Hook unsuccessfully led the efforts to negotiate the Joint Comprehensive Plan of Action (JCPOA, more commonly known as the Iran Nuclear Deal) ahead of the president’s decision to withdraw from the agreement.
The group’s formation comes only a week after the president reimposed harsh economic sanctions against Iran and threatened anyone who continues to trade with them, including U.S. allies such as the European Union.
“The Iran regime has been a force for instability and violence. Our new strategy addresses all manifestations of the Iranian threat, and the new Iran Action Group will be focused on implementing that strategy.” — Hook
Pompeo has said that the Iran Action Group (IAG) will be responsible for coordinating all action against Iran with the Department of State and will collaborate with other nations “which share our understanding of the Iranian threat.”

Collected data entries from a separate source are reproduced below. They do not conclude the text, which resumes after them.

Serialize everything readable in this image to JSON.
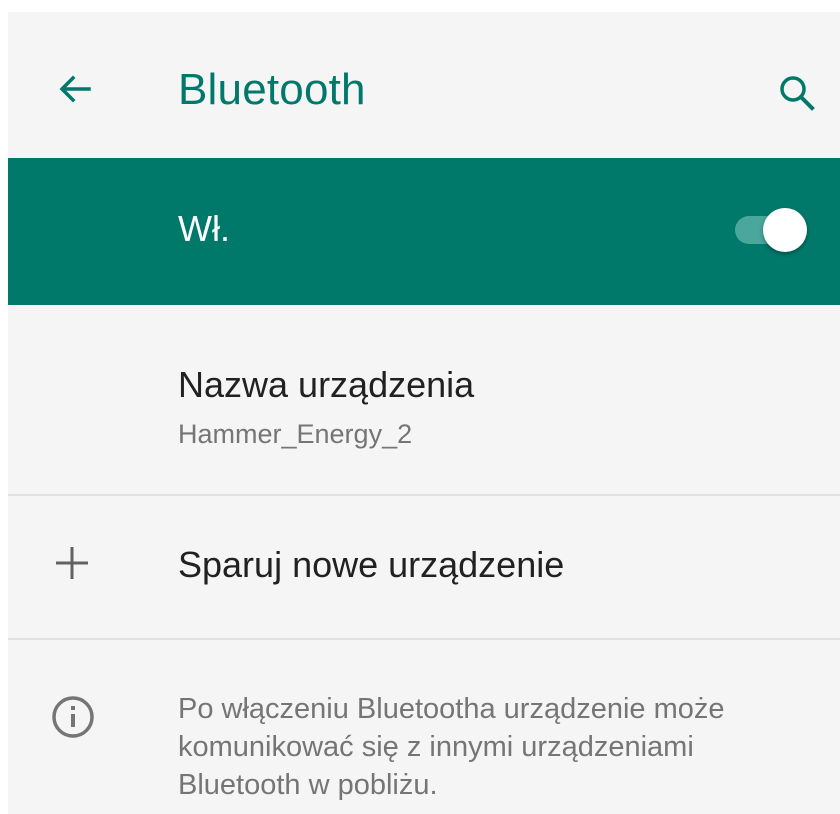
{
  "appbar": {
    "title": "Bluetooth",
    "back_icon": "arrow-back-icon",
    "search_icon": "search-icon"
  },
  "master_switch": {
    "label": "Wł.",
    "state": "on"
  },
  "device_name": {
    "title": "Nazwa urządzenia",
    "value": "Hammer_Energy_2"
  },
  "pair_new": {
    "icon": "plus-icon",
    "label": "Sparuj nowe urządzenie"
  },
  "info": {
    "icon": "info-icon",
    "text": "Po włączeniu Bluetootha urządzenie może komunikować się z innymi urządzeniami Bluetooth w pobliżu."
  },
  "colors": {
    "accent": "#00796b",
    "background": "#f5f5f5",
    "primary_text": "#212121",
    "secondary_text": "#757575"
  }
}
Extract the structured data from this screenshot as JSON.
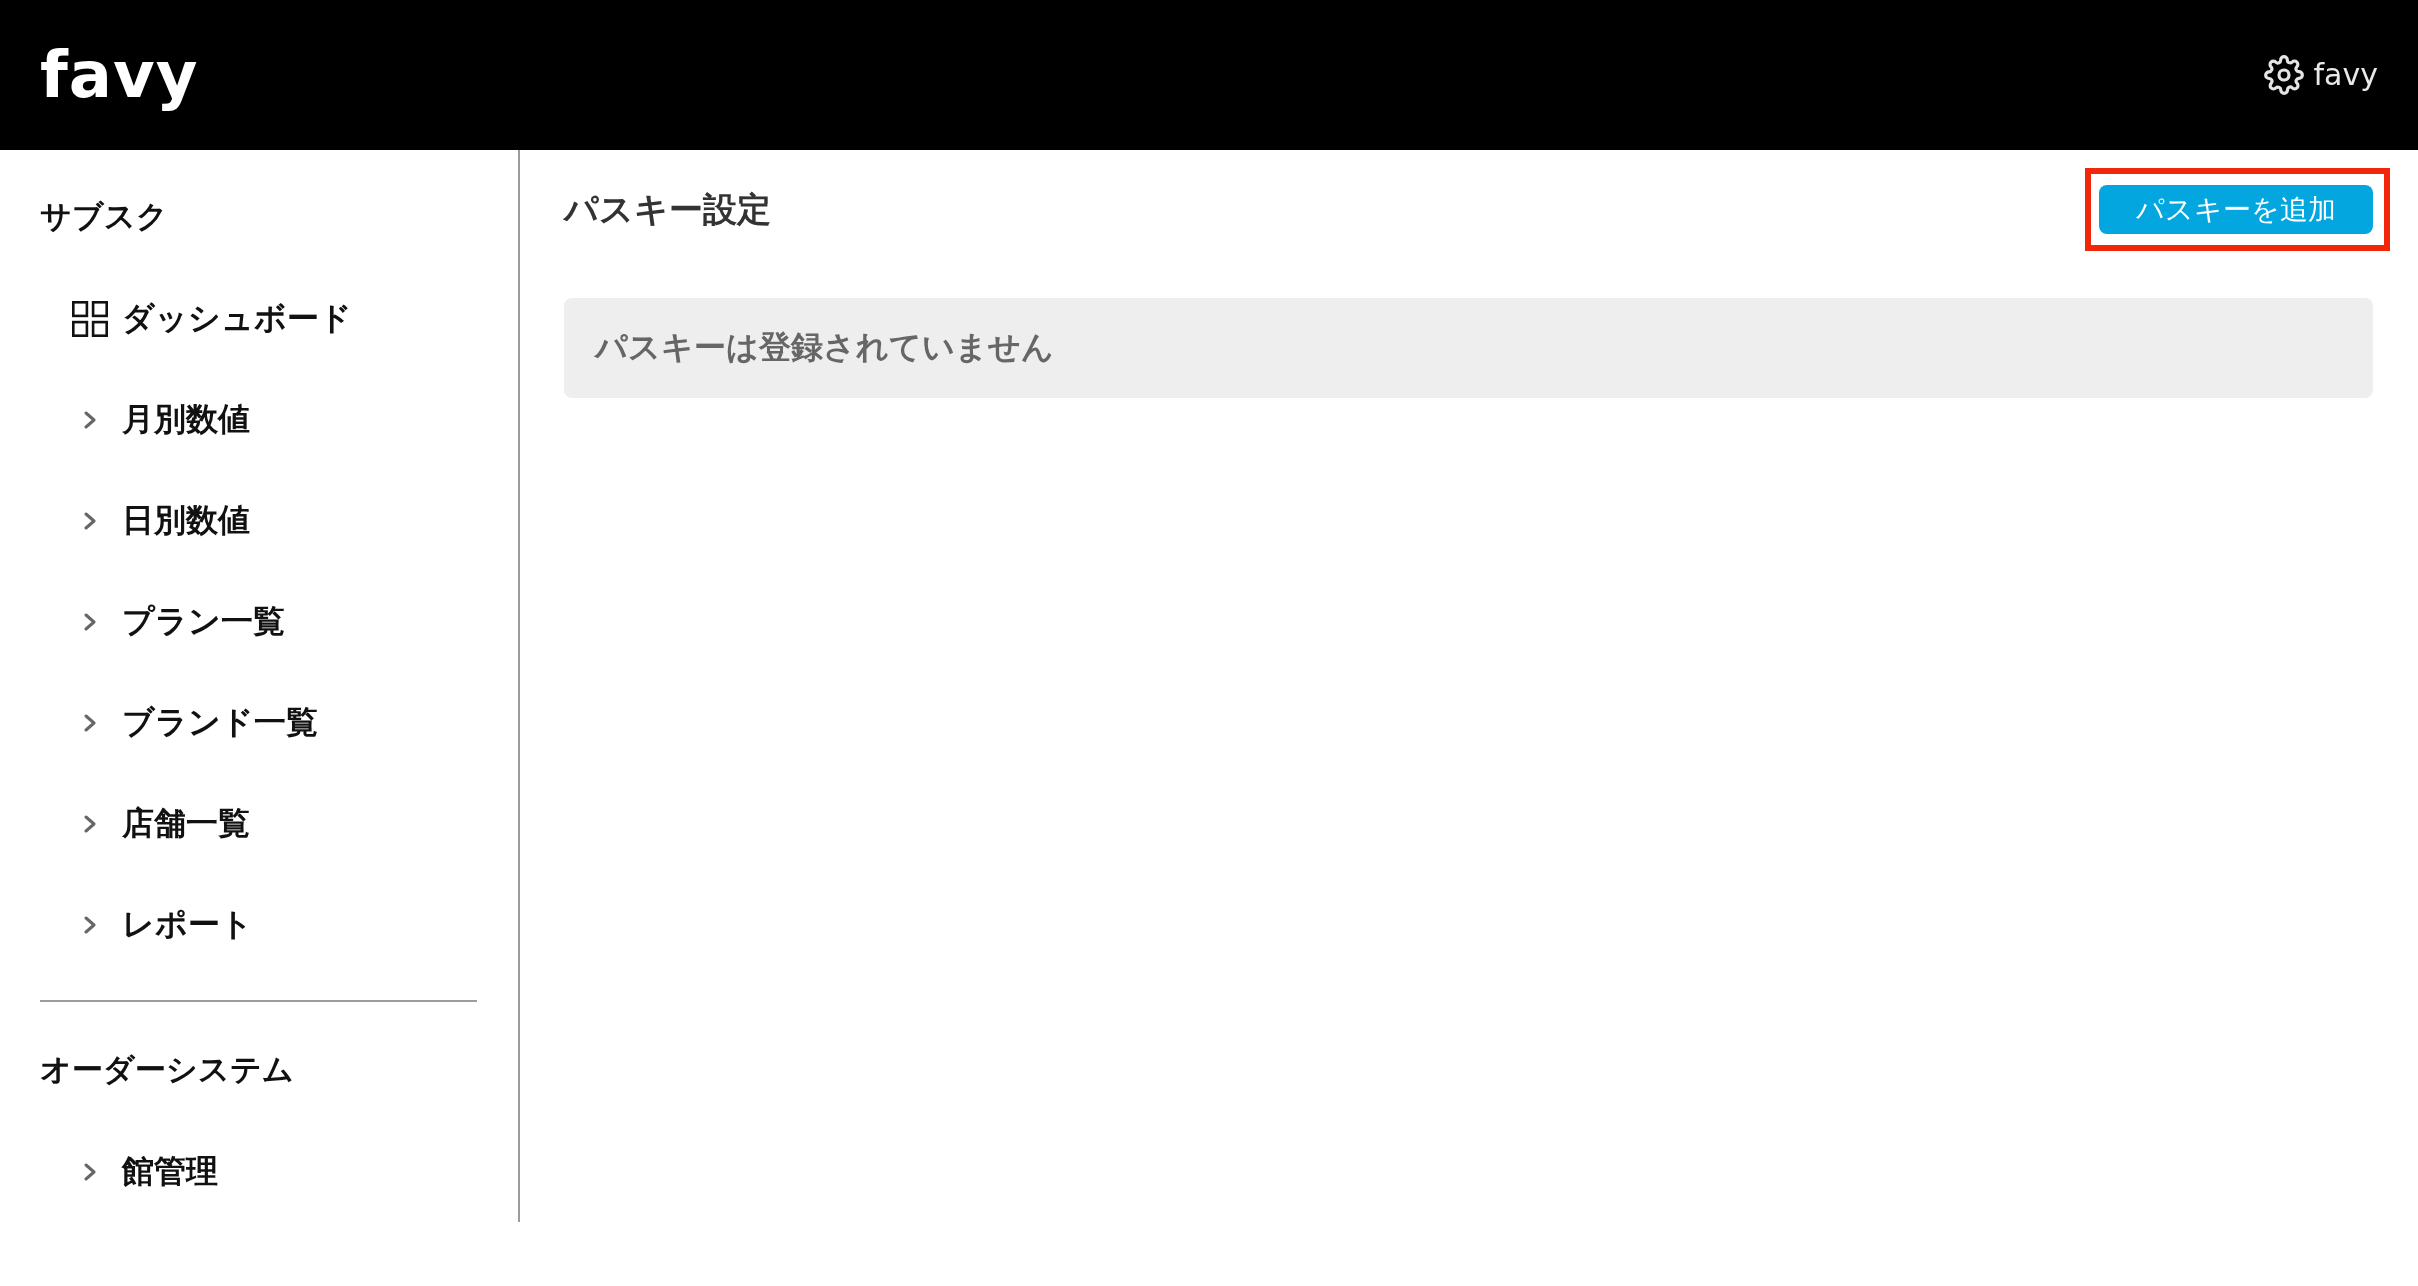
{
  "header": {
    "logo": "favy",
    "account": {
      "name": "favy"
    }
  },
  "sidebar": {
    "sections": [
      {
        "title": "サブスク",
        "items": [
          {
            "kind": "dashboard",
            "label": "ダッシュボード"
          },
          {
            "kind": "link",
            "label": "月別数値"
          },
          {
            "kind": "link",
            "label": "日別数値"
          },
          {
            "kind": "link",
            "label": "プラン一覧"
          },
          {
            "kind": "link",
            "label": "ブランド一覧"
          },
          {
            "kind": "link",
            "label": "店舗一覧"
          },
          {
            "kind": "link",
            "label": "レポート"
          }
        ]
      },
      {
        "title": "オーダーシステム",
        "items": [
          {
            "kind": "link",
            "label": "館管理"
          }
        ]
      }
    ]
  },
  "main": {
    "title": "パスキー設定",
    "add_button": {
      "label": "パスキーを追加",
      "highlighted": true
    },
    "empty_message": "パスキーは登録されていません"
  }
}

“Our hope is that one day soon we can reach a new agreement with Iran, but we must see major changes in the regime’s behavior, both inside and outside its borders. The Iranian people and the world are demanding that Iran finally act like a normal nation. The Iran Action Group will drive daily progress on these objectives, and I hope do much more.” — Pompeo
Many, including former Iranian officials, have expressed doubts over whether or not the Iranian government will ever be able to trust the U.S. enough to re-enter into any agreement following Trump’s withdrawal from the JCPOA.

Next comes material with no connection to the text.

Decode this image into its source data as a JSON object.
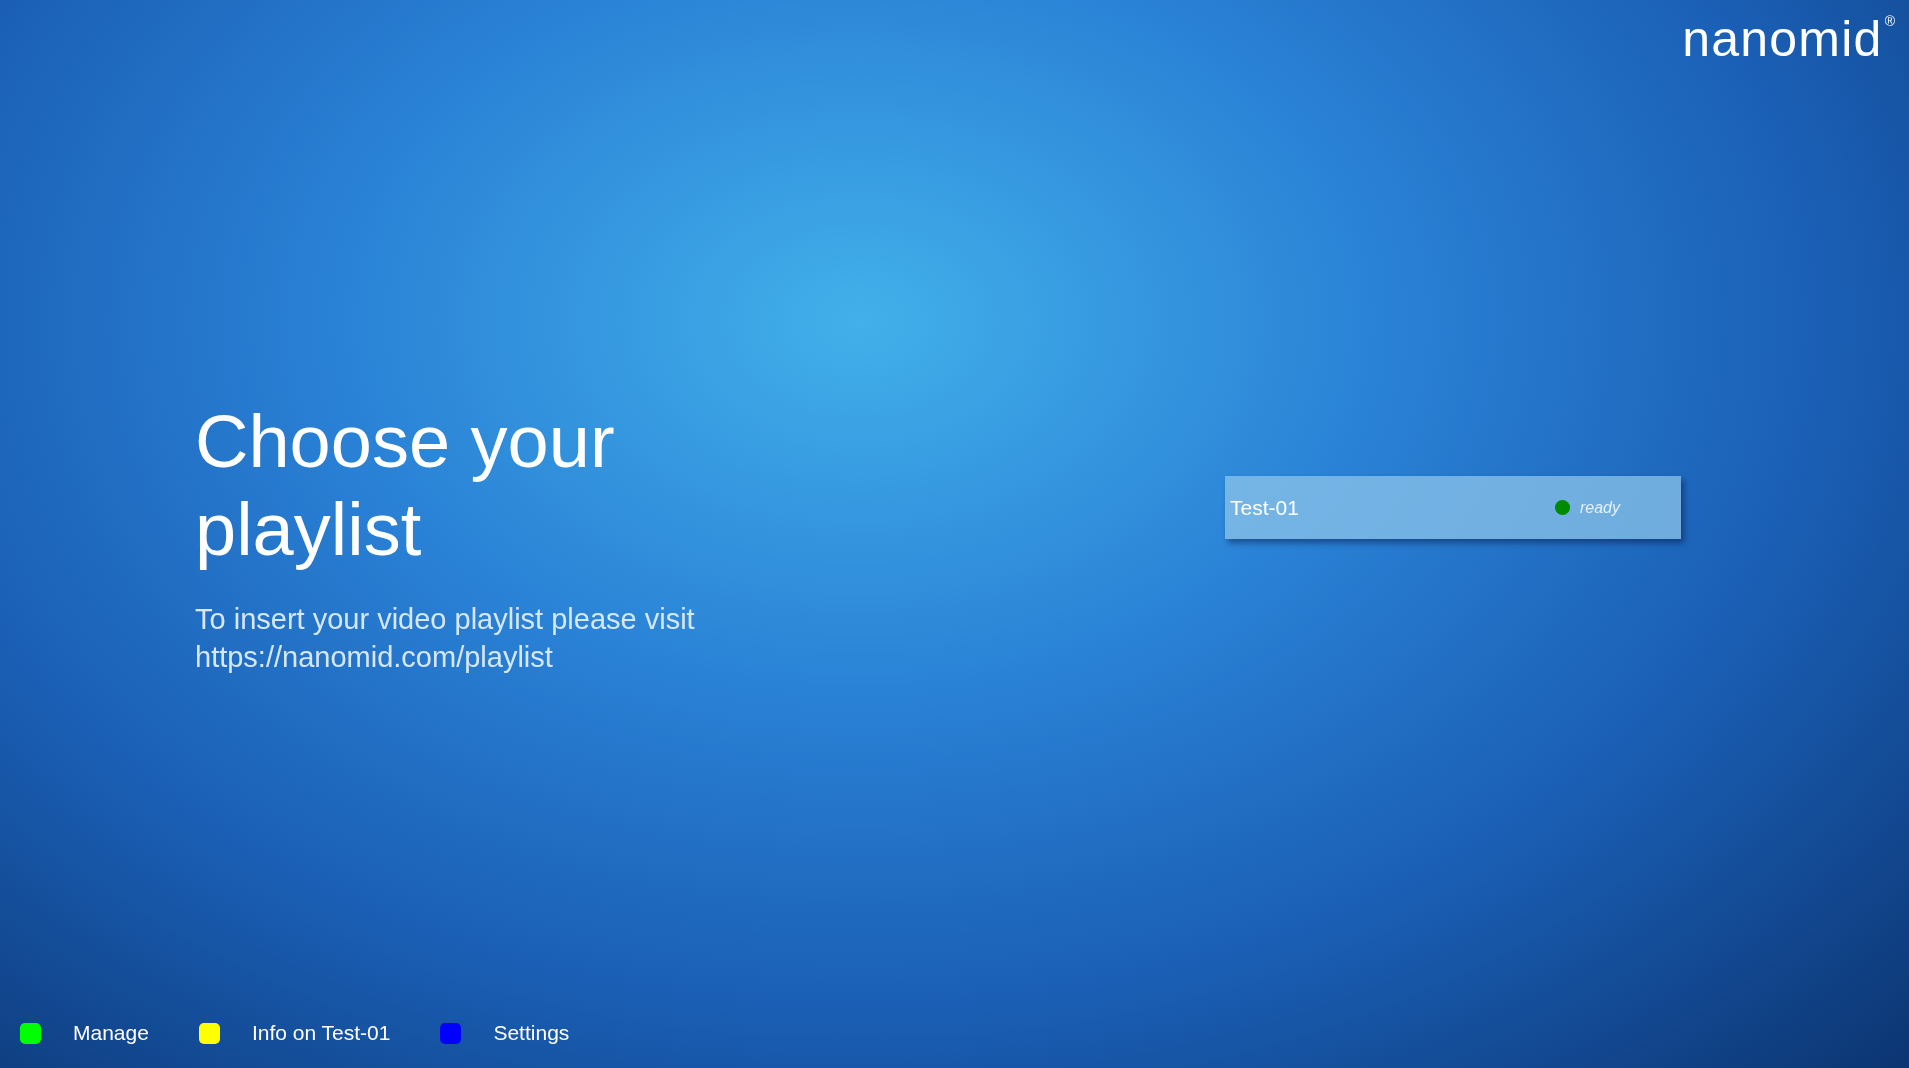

“My first response is that while Iran and the U.S. already agreed on a deal and the U.S. violated it, how Iranians they can trust the U.S. to enter a new negotiation? Let’s say there would be a new negotiation. Let’s say there would be an agreement with President Trump. Who can guarantee the next U.S. president would not come and would not violate it? President Obama agreed. It was not bilateral agreement; it was an international agreement. It had U.N. resolution. Despite of all this, President Trump, after Obama, publicly said it was a bad mistake and, “Oh, I am going to kill it.” How the U.S. can assure Iranians if there is a negotiation, if there is an agreement, the next U.S. president is not going to do what President Trump did with Obama’s negotiation?” — Ambassador Seyed Hossein Mousavian
The reimposition of economic sanctions prompted Iranian President Hassan Rouhani to liken the situation to a mugging, where one person is being held at knifepoint and made to compromise.
“The first step would be for U.S. President Donald Trump to show that he genuinely wants to engage in negotiations to solve a problem. What’s the meaning of negotiations when you impose sanctions at the same time? It’s like someone pulling a knife to stab a rival or an enemy in the arm while at the same time claiming we should be talking and negotiating. The answer in such a case would be to say, “Remove the knife from the arm and put the knife away.” — Rouhani
Meanwhile, the White House has indicated that it may impose sanctions on China over its imports of Iranian oil.
The United States and China are already engaged in a multi-billion dollar trade war.
Iron Triangle Press will continue to follow this story.